On Monday, we filed an amicus brief in Manriquez et al. v. DeVos, a class action brought by former students of Corinthian Colleges against Betsy DeVos and the U.S. Department of Education. The lawsuit seeks redress for the Department’s arbitrary – and cruel – decision to stop granting full debt relief to students who attended the disgraced and defunct for-profit school. We filed our brief on behalf of the Debt Collective – a nonprofit member organization of former students who help others with claims – and in support of the plaintiffs’ motion for a preliminary injunction. The Department has argued that the injunction should be denied because students do not face irreparable harm. Our brief contains powerful personal stories from former Corinthian students struggling to get by – and experiencing devastating harm to their ability to function in the world as economic actors because their (fraudulently induced) student debt has ruined their credit, caused them to miss payments on their car, and as a result ultimately made them lose their jobs. These low-income folks – targeted by Corinthian for their economic vulnerability – cannot afford to wait for the Department to act on their claims for relief, especially since the Department is unlikely (on its own) to discharge their loans in full. Every day that passes brings them additional harm.

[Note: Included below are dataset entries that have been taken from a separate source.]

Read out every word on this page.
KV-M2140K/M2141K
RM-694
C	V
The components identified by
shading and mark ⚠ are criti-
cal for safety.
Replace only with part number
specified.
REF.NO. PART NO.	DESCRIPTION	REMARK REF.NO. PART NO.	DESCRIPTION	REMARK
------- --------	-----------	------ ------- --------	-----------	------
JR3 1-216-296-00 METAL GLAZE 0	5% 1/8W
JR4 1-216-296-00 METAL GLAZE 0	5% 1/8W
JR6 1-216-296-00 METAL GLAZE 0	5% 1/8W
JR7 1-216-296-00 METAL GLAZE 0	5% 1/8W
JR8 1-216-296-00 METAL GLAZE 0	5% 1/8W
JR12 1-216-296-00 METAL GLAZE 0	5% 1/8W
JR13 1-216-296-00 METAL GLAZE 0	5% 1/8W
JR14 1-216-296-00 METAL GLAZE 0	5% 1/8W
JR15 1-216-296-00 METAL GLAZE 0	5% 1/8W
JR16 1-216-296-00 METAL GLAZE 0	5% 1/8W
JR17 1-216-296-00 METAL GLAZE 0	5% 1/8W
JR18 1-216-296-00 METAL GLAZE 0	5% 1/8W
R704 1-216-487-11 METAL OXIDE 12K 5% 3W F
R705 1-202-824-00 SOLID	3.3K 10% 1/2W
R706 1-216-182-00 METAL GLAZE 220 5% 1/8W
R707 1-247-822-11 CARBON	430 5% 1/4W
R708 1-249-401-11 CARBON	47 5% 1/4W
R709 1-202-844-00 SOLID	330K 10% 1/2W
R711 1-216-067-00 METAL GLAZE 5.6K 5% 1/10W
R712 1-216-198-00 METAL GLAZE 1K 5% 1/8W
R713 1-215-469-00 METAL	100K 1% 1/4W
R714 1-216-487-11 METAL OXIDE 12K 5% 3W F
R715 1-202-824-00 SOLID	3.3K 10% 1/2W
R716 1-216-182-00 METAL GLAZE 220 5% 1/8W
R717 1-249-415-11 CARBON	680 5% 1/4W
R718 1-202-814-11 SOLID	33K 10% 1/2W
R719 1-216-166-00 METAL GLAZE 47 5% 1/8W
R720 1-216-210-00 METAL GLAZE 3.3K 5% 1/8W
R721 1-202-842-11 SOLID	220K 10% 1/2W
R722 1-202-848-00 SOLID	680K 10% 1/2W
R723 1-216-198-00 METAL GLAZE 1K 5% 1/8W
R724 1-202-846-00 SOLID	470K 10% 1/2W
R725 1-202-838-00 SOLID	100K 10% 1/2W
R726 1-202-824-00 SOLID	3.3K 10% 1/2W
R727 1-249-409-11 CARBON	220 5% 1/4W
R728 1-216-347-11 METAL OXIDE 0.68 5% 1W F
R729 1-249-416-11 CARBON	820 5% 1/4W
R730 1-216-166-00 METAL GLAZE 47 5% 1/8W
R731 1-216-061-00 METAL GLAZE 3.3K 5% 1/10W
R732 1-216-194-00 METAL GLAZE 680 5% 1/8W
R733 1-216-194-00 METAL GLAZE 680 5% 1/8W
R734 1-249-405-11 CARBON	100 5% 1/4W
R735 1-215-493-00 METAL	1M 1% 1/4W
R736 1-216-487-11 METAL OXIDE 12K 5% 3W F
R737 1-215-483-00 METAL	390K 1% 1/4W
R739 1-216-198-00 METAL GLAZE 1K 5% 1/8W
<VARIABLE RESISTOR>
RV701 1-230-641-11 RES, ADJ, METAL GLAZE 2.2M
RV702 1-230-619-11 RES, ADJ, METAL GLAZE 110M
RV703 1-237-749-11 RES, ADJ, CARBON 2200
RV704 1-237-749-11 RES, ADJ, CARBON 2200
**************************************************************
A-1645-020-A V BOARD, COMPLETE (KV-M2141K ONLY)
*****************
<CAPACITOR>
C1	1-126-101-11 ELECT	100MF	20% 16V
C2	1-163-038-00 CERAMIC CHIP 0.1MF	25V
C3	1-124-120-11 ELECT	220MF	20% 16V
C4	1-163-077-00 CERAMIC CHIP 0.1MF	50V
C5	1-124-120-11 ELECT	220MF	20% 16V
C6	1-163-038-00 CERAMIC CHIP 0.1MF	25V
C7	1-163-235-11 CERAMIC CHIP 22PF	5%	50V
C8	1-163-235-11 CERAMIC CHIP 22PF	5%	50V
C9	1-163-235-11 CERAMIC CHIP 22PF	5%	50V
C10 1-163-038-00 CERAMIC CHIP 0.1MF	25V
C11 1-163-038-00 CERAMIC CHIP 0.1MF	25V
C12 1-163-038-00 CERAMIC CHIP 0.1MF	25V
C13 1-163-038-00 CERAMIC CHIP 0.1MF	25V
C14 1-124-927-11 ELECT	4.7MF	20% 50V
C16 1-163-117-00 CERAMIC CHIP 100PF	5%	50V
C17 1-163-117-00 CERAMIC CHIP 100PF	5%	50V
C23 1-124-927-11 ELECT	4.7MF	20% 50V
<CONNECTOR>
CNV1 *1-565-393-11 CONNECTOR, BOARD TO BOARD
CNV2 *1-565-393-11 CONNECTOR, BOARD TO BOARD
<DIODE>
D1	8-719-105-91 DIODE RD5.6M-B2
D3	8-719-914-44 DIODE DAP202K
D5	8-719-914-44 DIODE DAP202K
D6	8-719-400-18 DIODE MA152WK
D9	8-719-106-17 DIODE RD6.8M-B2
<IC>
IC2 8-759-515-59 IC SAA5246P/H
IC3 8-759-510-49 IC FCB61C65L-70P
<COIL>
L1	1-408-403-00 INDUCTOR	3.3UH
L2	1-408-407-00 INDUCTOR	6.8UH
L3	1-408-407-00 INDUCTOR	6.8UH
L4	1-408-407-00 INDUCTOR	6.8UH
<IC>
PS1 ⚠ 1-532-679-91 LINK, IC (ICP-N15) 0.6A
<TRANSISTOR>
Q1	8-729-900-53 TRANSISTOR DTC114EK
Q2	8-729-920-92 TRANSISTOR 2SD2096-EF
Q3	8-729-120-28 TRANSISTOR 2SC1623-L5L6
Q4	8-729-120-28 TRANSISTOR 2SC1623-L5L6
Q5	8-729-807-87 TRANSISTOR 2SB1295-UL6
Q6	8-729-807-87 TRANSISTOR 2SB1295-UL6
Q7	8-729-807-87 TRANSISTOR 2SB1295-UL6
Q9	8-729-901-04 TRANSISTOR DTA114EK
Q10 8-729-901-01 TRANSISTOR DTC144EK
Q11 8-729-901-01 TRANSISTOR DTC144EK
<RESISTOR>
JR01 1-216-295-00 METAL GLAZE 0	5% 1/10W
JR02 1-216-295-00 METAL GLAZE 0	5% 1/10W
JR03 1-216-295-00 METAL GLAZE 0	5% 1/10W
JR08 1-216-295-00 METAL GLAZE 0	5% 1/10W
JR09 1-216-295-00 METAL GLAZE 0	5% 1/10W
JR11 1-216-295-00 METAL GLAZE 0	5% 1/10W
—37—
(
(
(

On Wednesday, we were up in Sacramento to testify on three bills involving threats to homeowners and protections for immigrant consumers. All three bills made it out of committee. (So did our first email to supporters, sent from the hearing room by Suzanne Martindale, new interim chair of the Center’s advisory board, while waiting for those bills to be heard.) 

On Thursday, we set about planning new courses for the law school in the coming year, started rewriting and negotiating a new bill that would bring much-needed reform to the collection of court-imposed debt in California, and then … headed out to the annual Consumer Advocacy and Protection Society (CAPS) and Berkeley Consumer Alumni Group reception at the Gibbs Law Group, where students and friends past and present got to meet, greet, and hear a little bit about the first 4 days of the Center. 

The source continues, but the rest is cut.